In 2005 Nicolaescu declared in an interview that he was not happy with his decision of going into politics. He felt that the politics took too much from his precious time and because of that he was not able to do as many films as before the Revolution.

Personal life[edit]

Sports and personal life[edit]

Sergiu Nicolaescu said that as a young boy, he practiced many sports like athletics, equestrianism, boxing, shooting and rugby. According to the public information available, Nicolaescu was a very active person and he had a very disciplined lifestyle. Every day, even he was 80 years old, he spent at least 1 hour doing physical activity (gimnastics, etc.).

Although he was never a very passionate football fan, Nicolaescu stated in a 2011 interview for the Romanian daily sports newspaper Gazeta Sporturilor that the Bucharest team F.C. Steaua was the most dearest to him throughout time, even though he played rugby at Dinamo.[11] He explained this by saying that he liked the former Steaua legends Hagi, Bölöni and Petrescu more than Dinamo's player. Nicolaescu declared in the same interview that he also liked Ripensia and "U" Craiova in their glory days, but not as much as Steaua.

Sergiu Nicolaescu was married three times. He did not have children and this was his main regret. Nevertheless he accepted the point that his films are his babies and thanks to his movies he will be eternal.

Failing health and death[edit]

Sergiu Nicolaescu had been diagnosed since 2000 with diverticulitis, a benign and chronic digestive condition that was acting up every couple of years. In January 2008 he twice suffered a brain surgery because of an accident. At that time, he was 78 years old. The doctors did not give him any change of success because at the time of first brain operation he was completely paralyzed. He had to learn again to walk, speak and write and he successfully managed to do it after 3 months of intense gymnastics and brain exercises. Nevertheless after this brain surgeries he said he changed dramatically: he started feeling his age and he started changing his behaviour (more impatient and nervous). In his last years the health problems made his life difficult. Yet he continued directing, acting and planning new films. He maintained intact his huge passion for filmmaking until the end of his life and, according to film specialists, such amount of passion was unique for somebody at his age.

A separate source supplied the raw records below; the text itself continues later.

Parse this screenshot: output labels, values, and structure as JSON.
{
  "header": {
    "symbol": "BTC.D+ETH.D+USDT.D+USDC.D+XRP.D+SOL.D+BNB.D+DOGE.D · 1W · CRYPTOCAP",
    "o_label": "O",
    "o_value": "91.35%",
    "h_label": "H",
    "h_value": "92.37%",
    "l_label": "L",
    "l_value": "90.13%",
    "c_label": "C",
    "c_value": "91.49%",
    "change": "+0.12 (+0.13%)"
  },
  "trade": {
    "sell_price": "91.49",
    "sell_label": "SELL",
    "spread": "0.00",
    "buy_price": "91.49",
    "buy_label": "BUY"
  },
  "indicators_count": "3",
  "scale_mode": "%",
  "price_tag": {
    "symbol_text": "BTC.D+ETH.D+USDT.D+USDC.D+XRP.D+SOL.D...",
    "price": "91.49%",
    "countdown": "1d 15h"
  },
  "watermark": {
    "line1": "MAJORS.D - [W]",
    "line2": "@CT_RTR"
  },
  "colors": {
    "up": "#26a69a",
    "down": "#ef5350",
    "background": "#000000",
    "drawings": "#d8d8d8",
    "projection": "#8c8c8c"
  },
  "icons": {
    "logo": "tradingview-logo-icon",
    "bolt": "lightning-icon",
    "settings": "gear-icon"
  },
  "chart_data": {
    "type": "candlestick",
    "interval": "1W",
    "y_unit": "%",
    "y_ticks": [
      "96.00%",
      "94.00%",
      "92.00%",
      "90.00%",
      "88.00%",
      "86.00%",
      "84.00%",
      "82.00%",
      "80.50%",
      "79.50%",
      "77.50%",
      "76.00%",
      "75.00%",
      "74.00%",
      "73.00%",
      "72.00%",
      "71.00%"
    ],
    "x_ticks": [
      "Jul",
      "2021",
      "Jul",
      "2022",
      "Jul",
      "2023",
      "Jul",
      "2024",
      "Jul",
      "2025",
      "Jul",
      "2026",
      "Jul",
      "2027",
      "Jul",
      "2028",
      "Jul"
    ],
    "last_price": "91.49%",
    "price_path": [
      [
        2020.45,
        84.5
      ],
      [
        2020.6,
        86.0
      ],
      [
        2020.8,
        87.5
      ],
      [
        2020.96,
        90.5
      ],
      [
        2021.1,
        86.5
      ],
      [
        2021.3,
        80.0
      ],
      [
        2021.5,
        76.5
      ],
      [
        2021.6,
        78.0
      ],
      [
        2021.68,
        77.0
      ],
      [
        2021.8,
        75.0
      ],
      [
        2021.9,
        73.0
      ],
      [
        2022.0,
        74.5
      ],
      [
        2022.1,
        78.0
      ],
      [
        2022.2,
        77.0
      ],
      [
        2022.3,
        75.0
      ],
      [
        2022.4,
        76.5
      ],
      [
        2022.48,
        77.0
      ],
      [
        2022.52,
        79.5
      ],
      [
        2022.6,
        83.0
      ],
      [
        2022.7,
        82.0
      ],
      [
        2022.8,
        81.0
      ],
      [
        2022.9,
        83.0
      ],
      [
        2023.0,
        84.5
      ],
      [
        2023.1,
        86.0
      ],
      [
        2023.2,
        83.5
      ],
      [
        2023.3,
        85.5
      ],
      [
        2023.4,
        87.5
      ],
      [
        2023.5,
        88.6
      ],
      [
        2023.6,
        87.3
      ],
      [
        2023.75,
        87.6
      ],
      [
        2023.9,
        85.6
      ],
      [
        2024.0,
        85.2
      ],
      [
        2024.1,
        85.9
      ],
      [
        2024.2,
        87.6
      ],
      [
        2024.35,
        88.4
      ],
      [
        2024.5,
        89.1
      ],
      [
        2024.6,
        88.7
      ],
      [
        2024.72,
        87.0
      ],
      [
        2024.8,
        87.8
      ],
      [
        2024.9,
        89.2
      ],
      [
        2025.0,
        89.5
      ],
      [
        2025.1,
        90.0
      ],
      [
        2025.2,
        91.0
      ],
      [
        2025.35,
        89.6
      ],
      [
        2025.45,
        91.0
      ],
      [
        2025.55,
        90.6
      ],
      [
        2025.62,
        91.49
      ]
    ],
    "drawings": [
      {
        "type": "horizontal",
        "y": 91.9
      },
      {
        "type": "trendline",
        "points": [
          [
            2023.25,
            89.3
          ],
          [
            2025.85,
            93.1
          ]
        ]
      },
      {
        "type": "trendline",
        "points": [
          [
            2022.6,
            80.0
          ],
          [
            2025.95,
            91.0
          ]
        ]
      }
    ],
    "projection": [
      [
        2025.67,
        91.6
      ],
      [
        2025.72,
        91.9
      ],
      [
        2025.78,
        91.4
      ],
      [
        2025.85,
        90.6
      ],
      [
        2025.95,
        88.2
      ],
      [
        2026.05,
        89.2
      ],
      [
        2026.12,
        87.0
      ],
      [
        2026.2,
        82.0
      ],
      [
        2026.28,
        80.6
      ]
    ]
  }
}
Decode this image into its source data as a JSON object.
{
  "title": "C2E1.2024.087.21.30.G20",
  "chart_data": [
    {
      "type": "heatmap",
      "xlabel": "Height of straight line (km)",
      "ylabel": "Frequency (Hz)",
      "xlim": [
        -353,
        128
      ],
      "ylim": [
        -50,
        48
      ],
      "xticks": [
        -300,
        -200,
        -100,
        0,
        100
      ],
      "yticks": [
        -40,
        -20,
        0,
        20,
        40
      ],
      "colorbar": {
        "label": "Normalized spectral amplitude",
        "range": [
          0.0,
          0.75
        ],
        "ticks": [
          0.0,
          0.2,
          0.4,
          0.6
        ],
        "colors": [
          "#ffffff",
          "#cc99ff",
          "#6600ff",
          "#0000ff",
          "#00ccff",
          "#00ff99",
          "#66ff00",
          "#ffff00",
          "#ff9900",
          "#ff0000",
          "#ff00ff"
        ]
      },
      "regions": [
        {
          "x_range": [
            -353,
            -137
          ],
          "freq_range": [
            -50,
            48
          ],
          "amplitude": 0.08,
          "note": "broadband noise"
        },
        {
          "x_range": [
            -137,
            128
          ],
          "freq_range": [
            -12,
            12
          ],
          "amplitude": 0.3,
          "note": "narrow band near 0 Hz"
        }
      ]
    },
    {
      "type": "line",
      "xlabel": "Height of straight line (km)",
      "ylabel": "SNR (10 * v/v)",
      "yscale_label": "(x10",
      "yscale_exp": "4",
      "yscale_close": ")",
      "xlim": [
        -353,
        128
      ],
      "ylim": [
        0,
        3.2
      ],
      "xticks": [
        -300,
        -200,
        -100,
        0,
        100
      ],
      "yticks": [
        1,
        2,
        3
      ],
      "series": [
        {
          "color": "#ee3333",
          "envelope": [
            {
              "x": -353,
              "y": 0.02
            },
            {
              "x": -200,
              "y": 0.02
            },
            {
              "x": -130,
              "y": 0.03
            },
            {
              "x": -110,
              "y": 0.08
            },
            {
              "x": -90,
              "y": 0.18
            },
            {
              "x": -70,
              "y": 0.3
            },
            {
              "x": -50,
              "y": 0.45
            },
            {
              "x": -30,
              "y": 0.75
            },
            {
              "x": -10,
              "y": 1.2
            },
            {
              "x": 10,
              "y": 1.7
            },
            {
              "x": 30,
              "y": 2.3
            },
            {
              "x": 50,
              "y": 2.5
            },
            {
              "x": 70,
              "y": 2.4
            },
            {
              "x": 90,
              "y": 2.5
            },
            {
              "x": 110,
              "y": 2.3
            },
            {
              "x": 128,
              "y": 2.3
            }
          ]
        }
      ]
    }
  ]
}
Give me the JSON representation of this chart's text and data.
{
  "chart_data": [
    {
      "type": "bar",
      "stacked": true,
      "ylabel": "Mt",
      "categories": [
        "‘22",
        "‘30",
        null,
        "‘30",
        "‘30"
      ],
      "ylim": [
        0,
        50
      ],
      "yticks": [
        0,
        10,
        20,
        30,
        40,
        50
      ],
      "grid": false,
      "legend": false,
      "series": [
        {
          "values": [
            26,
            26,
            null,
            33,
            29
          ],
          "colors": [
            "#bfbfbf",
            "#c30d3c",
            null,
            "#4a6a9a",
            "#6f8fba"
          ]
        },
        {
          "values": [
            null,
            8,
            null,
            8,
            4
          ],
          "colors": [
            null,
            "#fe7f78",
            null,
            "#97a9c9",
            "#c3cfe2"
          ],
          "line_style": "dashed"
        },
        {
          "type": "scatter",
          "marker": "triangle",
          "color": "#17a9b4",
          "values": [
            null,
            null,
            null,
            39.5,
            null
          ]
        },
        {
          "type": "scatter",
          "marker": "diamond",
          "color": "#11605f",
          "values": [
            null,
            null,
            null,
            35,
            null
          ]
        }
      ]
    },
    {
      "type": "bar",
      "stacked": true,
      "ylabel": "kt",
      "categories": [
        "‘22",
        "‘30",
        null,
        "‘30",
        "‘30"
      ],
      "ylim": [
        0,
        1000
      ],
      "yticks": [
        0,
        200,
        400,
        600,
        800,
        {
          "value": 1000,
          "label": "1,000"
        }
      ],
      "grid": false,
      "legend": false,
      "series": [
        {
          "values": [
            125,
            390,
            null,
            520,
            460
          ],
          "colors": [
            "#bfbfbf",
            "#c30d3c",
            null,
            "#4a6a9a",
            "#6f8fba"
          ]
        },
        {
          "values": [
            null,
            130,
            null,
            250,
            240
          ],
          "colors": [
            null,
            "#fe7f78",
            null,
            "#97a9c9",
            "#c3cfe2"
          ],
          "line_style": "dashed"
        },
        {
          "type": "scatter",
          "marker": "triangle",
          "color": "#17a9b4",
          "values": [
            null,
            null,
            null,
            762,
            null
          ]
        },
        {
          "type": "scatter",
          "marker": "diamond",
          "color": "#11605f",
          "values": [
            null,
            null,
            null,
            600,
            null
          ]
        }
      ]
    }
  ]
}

On 26 December 2012 he was admitted with atrial fibrillation and a traumatised thorax with pulmonary contusion at the Elias Hospital in Bucharest, he was complaining of pain in the lower abdomen and loss of appetite. After the clinical examination, the doctors concluded that he was suffering from an acute episode of diverticulitis, and he received treatment for this conditions. During the treatment, Nicolaescu's condition improved, but the intestinal transit was not functional and the blood work was still unsatisfactory. The doctors opted for an exploratory laparoscopy, which led to the discovery of an acute perforated appendicitis complicated with peritonitis. After undergoing surgery, Nicolaescu developed respiratory complications, leading to acute respiratory failure within 48 hours. He entered into cardiac arrest on 3 January 2013, and could not be resuscitated by the hospital staff. He was pronounced dead at 8:20 AM GMT+2.[12] His body was cremated on 5 January 2013, according to his wishes.